It’s 2017 and you know what that means. It’s the 10th anniversary of 2007, obviously. I figured I’d catch up on some of the big films released that year I missed so far. Starting with Sunshine!
How could a film with such a great setup go so wrong? The first twenty minutes introduce clearly defined, interesting characters, a brilliant closed set and a great concept/conflict. A team of eight scientists/astronauts are on a mission to save the sun by throwing a nuke into it. Then they reach Mercury where the remnants of the failed last mission lie and they calculate they’ll have better chances if they go save another nuke to give themselves two chances to save the sun. And it was directed by Danny Boyle and written by Alex Garland (writer/director of Ex Machina). So far so good.
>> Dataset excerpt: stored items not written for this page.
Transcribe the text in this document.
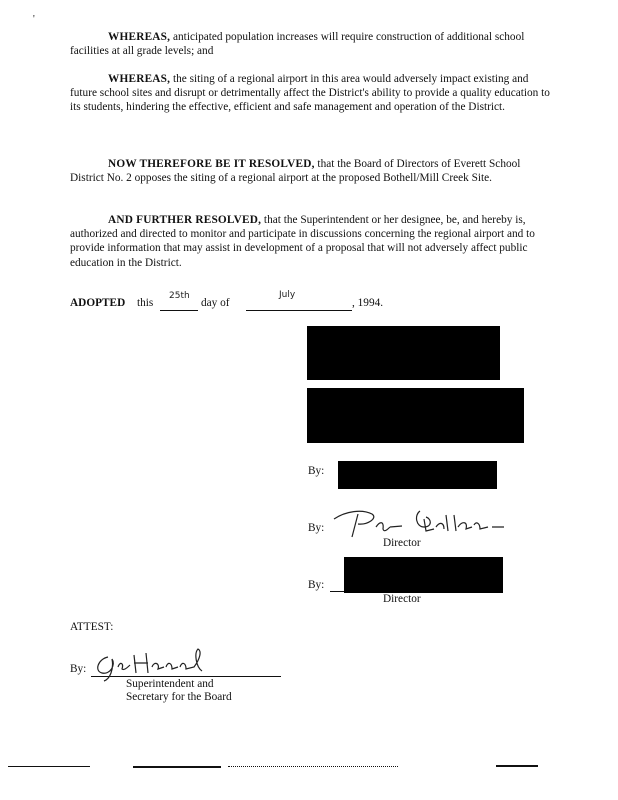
'

WHEREAS, anticipated population increases will require construction of additional school facilities at all grade levels; and

WHEREAS, the siting of a regional airport in this area would adversely impact existing and future school sites and disrupt or detrimentally affect the District's ability to provide a quality education to its students, hindering the effective, efficient and safe management and operation of the District.

NOW THEREFORE BE IT RESOLVED, that the Board of Directors of Everett School District No. 2 opposes the siting of a regional airport at the proposed Bothell/Mill Creek Site.

AND FURTHER RESOLVED, that the Superintendent or her designee, be, and hereby is, authorized and directed to monitor and participate in discussions concerning the regional airport and to provide information that may assist in development of a proposal that will not adversely affect public education in the District.

ADOPTED this
25th
day of
July
, 1994.
By:
By:
Director
By:
Director
ATTEST:
By:
Superintendent and
Secretary for the Board
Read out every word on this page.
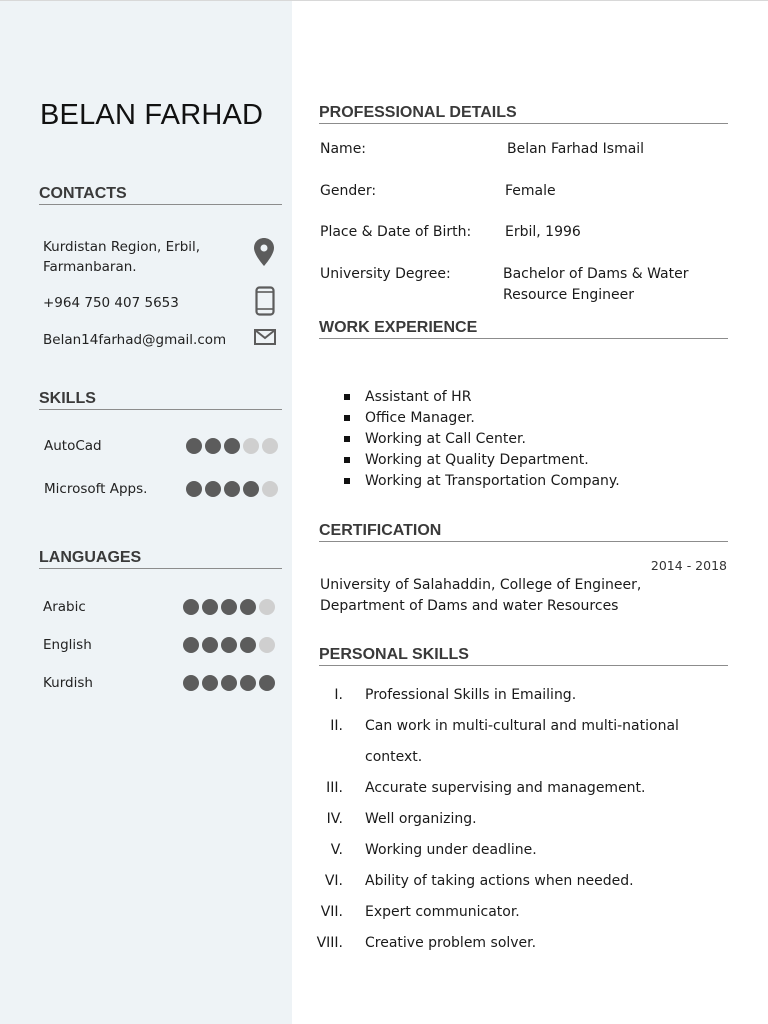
BELAN FARHAD
CONTACTS
Kurdistan Region, Erbil,
Farmanbaran.
+964 750 407 5653
Belan14farhad@gmail.com
SKILLS
AutoCad
Microsoft Apps.
LANGUAGES
Arabic
English
Kurdish
PROFESSIONAL DETAILS
Name:	Belan Farhad Ismail
Gender:	Female
Place & Date of Birth: Erbil, 1996
University Degree:	Bachelor of Dams & Water
Resource Engineer
WORK EXPERIENCE
Assistant of HR
Office Manager.
Working at Call Center.
Working at Quality Department.
Working at Transportation Company.
CERTIFICATION
2014 - 2018
University of Salahaddin, College of Engineer,
Department of Dams and water Resources
PERSONAL SKILLS
I.	Professional Skills in Emailing.
II.	Can work in multi-cultural and multi-national
context.
III.	Accurate supervising and management.
IV.	Well organizing.
V.	Working under deadline.
VI.	Ability of taking actions when needed.
VII.	Expert communicator.
VIII.	Creative problem solver.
And then a whole bunch of shit happens. A lot of it’s confusing, and a lot of it comes from different genres. The navigator forgets to realign the shield and so the ship takes sun damage. He feels guilt for making such a basic error and spends the rest of the movie locked away insane because his plot function is now filled. Like do we even need this guy? The film would be the exact same if the damage just happened for some uncontrollable reason and he was never there. We get a big, pretty well acted scene of him realising his error and feeling remorse… but nothing ever really happens with it. He just goes away until they realise need to kill him to save oxygen but it turns out he already killed himself.
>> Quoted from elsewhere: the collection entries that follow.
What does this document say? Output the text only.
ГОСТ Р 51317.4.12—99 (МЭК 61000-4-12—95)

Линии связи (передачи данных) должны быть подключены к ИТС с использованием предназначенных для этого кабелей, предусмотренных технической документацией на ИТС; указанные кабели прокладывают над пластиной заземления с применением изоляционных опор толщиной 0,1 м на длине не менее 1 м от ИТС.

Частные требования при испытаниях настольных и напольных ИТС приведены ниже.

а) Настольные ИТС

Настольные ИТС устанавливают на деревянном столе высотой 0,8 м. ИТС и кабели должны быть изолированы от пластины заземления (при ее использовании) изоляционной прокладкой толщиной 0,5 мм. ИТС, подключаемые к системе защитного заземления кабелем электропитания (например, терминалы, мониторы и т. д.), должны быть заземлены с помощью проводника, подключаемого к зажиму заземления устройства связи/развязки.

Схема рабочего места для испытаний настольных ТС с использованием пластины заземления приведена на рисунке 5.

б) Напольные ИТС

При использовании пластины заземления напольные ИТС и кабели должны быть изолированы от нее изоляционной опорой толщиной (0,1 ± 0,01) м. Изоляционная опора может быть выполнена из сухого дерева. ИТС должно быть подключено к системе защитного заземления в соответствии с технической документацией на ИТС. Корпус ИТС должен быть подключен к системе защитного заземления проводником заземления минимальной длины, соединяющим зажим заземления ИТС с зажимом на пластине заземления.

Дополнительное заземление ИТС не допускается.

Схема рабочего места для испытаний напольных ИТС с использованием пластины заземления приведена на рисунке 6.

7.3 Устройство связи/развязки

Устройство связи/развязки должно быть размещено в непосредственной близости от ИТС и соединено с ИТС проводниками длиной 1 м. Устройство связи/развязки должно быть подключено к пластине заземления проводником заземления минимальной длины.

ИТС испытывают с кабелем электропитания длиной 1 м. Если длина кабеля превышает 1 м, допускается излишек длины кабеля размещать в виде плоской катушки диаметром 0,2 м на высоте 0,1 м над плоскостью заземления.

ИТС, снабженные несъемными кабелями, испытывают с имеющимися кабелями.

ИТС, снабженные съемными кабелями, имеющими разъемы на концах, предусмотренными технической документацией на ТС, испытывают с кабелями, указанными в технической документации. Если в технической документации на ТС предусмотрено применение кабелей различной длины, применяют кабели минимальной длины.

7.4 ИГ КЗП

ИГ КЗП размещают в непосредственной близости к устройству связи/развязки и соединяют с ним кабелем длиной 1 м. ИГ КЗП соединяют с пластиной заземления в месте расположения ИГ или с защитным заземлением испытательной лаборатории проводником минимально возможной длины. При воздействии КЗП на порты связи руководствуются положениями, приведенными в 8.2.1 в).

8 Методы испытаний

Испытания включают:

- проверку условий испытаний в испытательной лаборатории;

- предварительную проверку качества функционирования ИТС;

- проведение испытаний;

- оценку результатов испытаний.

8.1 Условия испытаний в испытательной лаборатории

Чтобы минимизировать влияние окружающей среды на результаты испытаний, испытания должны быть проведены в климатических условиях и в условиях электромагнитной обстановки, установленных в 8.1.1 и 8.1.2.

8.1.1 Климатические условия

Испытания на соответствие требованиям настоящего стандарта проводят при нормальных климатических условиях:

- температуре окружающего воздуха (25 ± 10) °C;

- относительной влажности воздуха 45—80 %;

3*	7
One of the problems is the film tries to have its cake and eat in terms of scientific accuracy. The premise is inherently a little silly: it’s something we know would never really work but we’re willing to accept it in the world of this film. And yet loads of scenes get bogged down in the ‘real science’ type stuff Christopher Nolan loves so much. Heck, Brian Cox worked as a supervisor. But what’s the point in spending a few weeks making sure your gravity look right when your final act is a fight with some semi-immortal crazy light person inside a nuke blowing up the sun? It tries to please science nuts and action lovers alike and fails to do either. The scientific communities’ response was backlash, and most of the action is undermined by the way the style changes every twenty minutes. It’s a sci-fi/horror/psychological/thriller/slasher movie and doesn’t really end up fulfilling any of these.
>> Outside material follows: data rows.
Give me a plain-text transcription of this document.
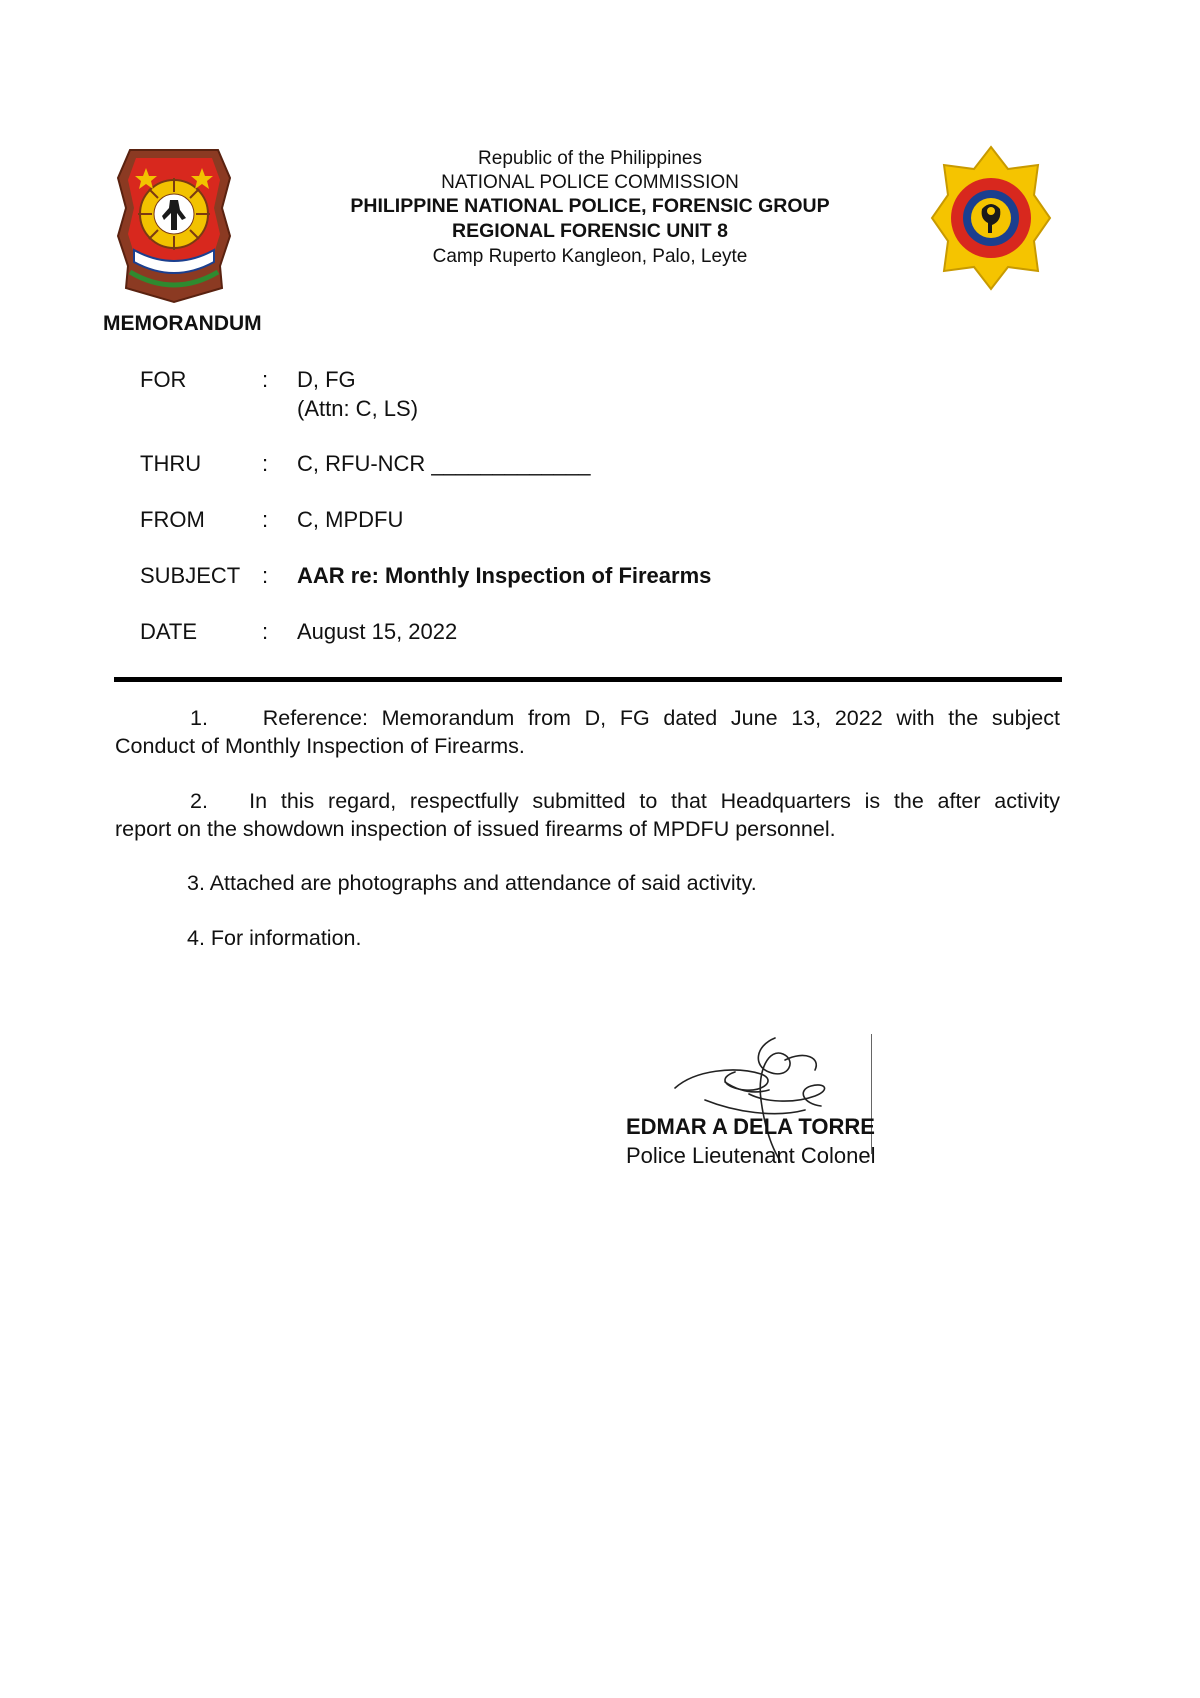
Republic of the Philippines
NATIONAL POLICE COMMISSION
PHILIPPINE NATIONAL POLICE, FORENSIC GROUP
REGIONAL FORENSIC UNIT 8
Camp Ruperto Kangleon, Palo, Leyte
MEMORANDUM
FOR	: D, FG
(Attn: C, LS)
THRU	: C, RFU-NCR _____________
FROM	: C, MPDFU
SUBJECT : AAR re: Monthly Inspection of Firearms
DATE	: August 15, 2022
1.	Reference: Memorandum from D, FG dated June 13, 2022 with the subject
Conduct of Monthly Inspection of Firearms.
2. In this regard, respectfully submitted to that Headquarters is the after activity
report on the showdown inspection of issued firearms of MPDFU personnel.
3. Attached are photographs and attendance of said activity.
4. For information.
EDMAR A DELA TORRE
Police Lieutenant Colonel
And look, lots of scientifically accurate films are great. Lots of silly space films are great. Marrying the two can definitely work. Heck, probably the best scene of the film (other than maybe the intro with all the promise it delivered) is when the team get trapped on the old ship and have to get back on by jumping. This combines the scientific element without bogging the scene down: it uses modern physics to set up rules for what will happen before sending us to fun and beautiful action sequence. But this isn’t representative of the film as a whole. The film has this tone of grandeur (a la ‘Solaris’ and ‘2001’) like it’s exploring some deep themes about the future of humanity… but it’s just not. It doesn’t have to, that’s fine. But lines like ‘Are you an angel?’ hints that he (Pinbacker) might be. That could be an interesting path to take, but there’s nothing else to suggest it. He’s not really angel-like in any other way. He’s good at surviving? I don’t know, It just feels like something they chucked on top because it sounds cool.
And let’s get onto Pinbacker. He’s horror-like in a way I don’t think was hugely intended. He’s largely faceless and immortal in the way Mike Myers is. But this simply doesn’t fit in where the rest of the characters have clear personalities and the film is clearly going for psychological and sometimes spiritual results. This villain, Pinbacker, went insane and sabotaged the original last mission and is now still alive in the old ship six years ago. And again this is a pretty good premise: the film consulted NASA about astronaut psychology and… don’t apply it to the character who needs it most. He went insane for insane reasons. There are a million ways he could explain himself and his attitude properly, in a way which resonated with or even developed the scientific/spiritual themes at play here. But they’re just kind of present and largely empty. Like there’s stuff about angels and the Sun is treated all Godlike but there’s no consistent large meaning to gleam from any of this. It’s just a bunch of stuff. And that’s what this film comes down to… just a bunch of stuff.